Старая саамка вытащила из-под подола водку, и саамы протянули к ней кружки, на дне которых лежал камушек или монетка. Старуха разлила по чашкам густой кофе, заваренный на сосновой коре, а сверху плеснула водки, которую отмеряла на глаз, как лекарство. Мужчины пили, причмокивая, чтобы не проглотить камень, а Лютый, глотком осушив чашку, признался, что хочет остаться.

— Все хотят, — покачали саамы головой, — но никто не остаётся.

А Севрюга осталась. Она билась в судорогах и, словно засохшее дерево, цеплялась руками за хлопотавших вокруг женщин, а её грудь вздымалась так сильно, будто из неё вот-вот выскочит красивая девочка, которой она когда-то была. Завывая, словно ветер на погосте, старая саамка изгоняла демонов.

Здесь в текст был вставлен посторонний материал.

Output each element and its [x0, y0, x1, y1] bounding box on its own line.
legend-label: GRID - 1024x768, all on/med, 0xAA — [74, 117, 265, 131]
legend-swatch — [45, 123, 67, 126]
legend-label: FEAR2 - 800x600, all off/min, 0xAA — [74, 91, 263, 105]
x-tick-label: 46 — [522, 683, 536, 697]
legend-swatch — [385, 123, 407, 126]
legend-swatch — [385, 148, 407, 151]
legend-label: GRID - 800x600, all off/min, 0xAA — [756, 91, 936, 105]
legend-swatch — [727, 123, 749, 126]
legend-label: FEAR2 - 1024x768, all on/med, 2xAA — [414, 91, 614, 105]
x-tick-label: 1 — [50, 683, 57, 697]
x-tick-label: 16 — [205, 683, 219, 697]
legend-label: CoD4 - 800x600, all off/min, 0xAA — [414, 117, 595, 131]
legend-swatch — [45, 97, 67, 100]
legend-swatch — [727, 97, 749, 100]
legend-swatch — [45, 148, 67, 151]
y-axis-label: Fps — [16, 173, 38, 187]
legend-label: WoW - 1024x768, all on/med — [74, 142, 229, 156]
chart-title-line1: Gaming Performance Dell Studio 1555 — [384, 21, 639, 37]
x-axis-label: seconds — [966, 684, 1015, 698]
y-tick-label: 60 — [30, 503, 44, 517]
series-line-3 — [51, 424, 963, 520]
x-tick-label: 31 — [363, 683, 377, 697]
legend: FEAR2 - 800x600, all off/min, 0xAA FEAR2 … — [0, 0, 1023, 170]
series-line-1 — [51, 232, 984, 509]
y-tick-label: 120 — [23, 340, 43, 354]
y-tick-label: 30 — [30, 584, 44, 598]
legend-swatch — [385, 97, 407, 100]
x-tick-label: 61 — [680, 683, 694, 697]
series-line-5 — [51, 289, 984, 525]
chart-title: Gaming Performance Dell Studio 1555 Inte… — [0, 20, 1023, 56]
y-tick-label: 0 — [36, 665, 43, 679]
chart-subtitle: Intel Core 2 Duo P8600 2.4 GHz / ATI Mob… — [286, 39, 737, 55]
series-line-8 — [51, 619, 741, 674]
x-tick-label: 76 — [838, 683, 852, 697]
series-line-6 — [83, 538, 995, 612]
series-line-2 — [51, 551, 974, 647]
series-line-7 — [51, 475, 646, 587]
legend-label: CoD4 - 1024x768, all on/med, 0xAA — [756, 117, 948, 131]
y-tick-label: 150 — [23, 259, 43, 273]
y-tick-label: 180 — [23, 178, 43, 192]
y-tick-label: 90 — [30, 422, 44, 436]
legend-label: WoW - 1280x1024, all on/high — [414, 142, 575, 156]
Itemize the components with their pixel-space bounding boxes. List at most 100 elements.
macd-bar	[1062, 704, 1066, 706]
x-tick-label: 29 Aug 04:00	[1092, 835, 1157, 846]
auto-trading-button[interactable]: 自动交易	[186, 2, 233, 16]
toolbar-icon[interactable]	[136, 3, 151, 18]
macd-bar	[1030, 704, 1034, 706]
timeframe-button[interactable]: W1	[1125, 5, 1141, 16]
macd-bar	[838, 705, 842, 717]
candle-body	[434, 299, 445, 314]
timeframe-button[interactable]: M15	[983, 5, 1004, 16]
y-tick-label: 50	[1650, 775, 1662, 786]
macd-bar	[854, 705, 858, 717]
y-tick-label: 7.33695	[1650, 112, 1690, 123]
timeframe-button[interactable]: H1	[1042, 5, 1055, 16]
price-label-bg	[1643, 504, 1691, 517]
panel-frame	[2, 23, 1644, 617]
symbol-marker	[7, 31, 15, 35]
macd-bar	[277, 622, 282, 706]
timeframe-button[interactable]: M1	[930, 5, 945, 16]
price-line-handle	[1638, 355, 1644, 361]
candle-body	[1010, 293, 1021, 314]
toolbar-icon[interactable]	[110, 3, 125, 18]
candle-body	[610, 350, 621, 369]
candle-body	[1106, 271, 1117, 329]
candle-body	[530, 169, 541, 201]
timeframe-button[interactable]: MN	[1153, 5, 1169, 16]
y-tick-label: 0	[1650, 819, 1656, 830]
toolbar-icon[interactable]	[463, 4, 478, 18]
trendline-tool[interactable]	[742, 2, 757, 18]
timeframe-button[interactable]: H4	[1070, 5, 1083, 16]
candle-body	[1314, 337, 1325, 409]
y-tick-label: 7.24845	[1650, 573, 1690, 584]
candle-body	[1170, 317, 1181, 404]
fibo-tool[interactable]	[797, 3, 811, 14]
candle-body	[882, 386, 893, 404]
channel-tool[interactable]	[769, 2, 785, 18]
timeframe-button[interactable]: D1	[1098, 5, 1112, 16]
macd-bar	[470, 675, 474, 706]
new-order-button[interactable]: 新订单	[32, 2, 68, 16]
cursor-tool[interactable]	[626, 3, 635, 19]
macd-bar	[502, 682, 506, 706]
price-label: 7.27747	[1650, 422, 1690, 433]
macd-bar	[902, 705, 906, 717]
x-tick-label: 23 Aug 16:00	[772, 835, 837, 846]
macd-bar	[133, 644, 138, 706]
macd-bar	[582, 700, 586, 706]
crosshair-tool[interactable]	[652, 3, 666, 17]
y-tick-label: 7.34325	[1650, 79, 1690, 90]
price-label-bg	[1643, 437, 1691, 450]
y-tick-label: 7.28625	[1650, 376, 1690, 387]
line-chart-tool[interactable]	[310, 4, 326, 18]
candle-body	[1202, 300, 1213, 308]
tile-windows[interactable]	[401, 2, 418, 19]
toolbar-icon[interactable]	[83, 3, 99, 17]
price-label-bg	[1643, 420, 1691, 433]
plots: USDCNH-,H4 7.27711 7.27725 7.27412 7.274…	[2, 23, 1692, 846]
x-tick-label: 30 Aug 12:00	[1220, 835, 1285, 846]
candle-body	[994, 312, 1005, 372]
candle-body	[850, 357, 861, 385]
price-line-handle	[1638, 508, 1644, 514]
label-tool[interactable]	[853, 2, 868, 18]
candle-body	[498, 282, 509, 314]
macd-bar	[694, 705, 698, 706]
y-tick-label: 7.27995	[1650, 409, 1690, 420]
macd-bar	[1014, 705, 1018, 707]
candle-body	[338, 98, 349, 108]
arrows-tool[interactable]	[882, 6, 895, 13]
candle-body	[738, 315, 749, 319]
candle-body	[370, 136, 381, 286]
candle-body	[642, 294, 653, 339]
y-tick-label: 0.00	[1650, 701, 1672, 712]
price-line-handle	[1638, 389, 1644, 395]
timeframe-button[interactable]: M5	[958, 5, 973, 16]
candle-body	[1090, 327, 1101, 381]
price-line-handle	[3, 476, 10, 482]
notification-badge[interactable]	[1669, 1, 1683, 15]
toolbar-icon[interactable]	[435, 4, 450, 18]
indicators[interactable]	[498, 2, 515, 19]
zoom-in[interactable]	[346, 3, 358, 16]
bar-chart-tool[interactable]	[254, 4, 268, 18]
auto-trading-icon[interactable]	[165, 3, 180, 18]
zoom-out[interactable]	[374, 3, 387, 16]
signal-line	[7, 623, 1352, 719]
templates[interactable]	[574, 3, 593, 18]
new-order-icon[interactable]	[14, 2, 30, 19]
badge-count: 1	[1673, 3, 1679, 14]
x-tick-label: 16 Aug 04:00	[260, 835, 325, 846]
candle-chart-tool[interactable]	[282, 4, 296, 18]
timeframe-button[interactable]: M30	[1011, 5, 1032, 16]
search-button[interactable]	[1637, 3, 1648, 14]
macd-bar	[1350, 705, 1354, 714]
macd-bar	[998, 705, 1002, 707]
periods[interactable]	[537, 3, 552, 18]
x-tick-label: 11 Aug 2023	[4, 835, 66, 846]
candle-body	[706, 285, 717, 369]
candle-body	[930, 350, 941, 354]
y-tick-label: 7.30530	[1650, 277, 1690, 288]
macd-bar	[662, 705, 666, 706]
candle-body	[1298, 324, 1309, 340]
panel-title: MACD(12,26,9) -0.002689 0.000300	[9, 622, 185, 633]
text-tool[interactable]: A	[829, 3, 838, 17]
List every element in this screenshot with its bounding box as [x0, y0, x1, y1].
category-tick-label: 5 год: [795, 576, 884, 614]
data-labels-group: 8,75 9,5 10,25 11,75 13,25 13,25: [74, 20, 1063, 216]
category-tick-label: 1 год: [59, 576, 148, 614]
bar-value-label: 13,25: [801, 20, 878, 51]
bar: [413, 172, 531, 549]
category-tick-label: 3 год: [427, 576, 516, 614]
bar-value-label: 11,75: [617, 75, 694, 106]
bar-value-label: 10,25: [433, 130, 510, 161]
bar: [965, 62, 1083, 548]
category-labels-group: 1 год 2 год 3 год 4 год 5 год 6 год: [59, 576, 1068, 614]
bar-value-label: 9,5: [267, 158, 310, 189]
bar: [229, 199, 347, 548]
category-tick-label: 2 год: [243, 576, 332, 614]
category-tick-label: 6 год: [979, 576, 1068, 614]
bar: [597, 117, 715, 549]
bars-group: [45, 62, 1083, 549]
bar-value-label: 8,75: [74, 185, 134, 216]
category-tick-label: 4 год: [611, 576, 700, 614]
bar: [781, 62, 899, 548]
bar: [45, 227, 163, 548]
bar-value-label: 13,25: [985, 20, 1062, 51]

Она трясла головой и била в бубен, а другие подхватывали её песни, которые перекатывались во рту, словно камушки в реке. Но Севрюге становилось всё хуже. Она уже лежала, не шевелясь, со страхом глядя на саамок, которые казались ей злыми духами. А потом, раскрыв от ужаса рот, так и замерла, и в застывших глазах можно было увидеть всю её жизнь, промелькнувшую, как страшный сон. Старуха кинулась к выходу, задрав край палатки, словно подол юбки, и саамки закричали, выгоняя Севрюгину душу, которая, как они верили, может потеряться и не найти мир мёртвых.

Выйдя из палатки, Лютый увидел, как старый саам, растянувшись перед костром, выстругивает крест. Ему казалось, что в клубящемся дыму танцует девушка, и её пепельные волосы развеваются на ветру, как флаг корабля. Достав из кармана самокрутку, Лютый прикурил от костра и, обернувшись на палатку, из которой доносились причитания саамок, решил, что пора возвращаться домой.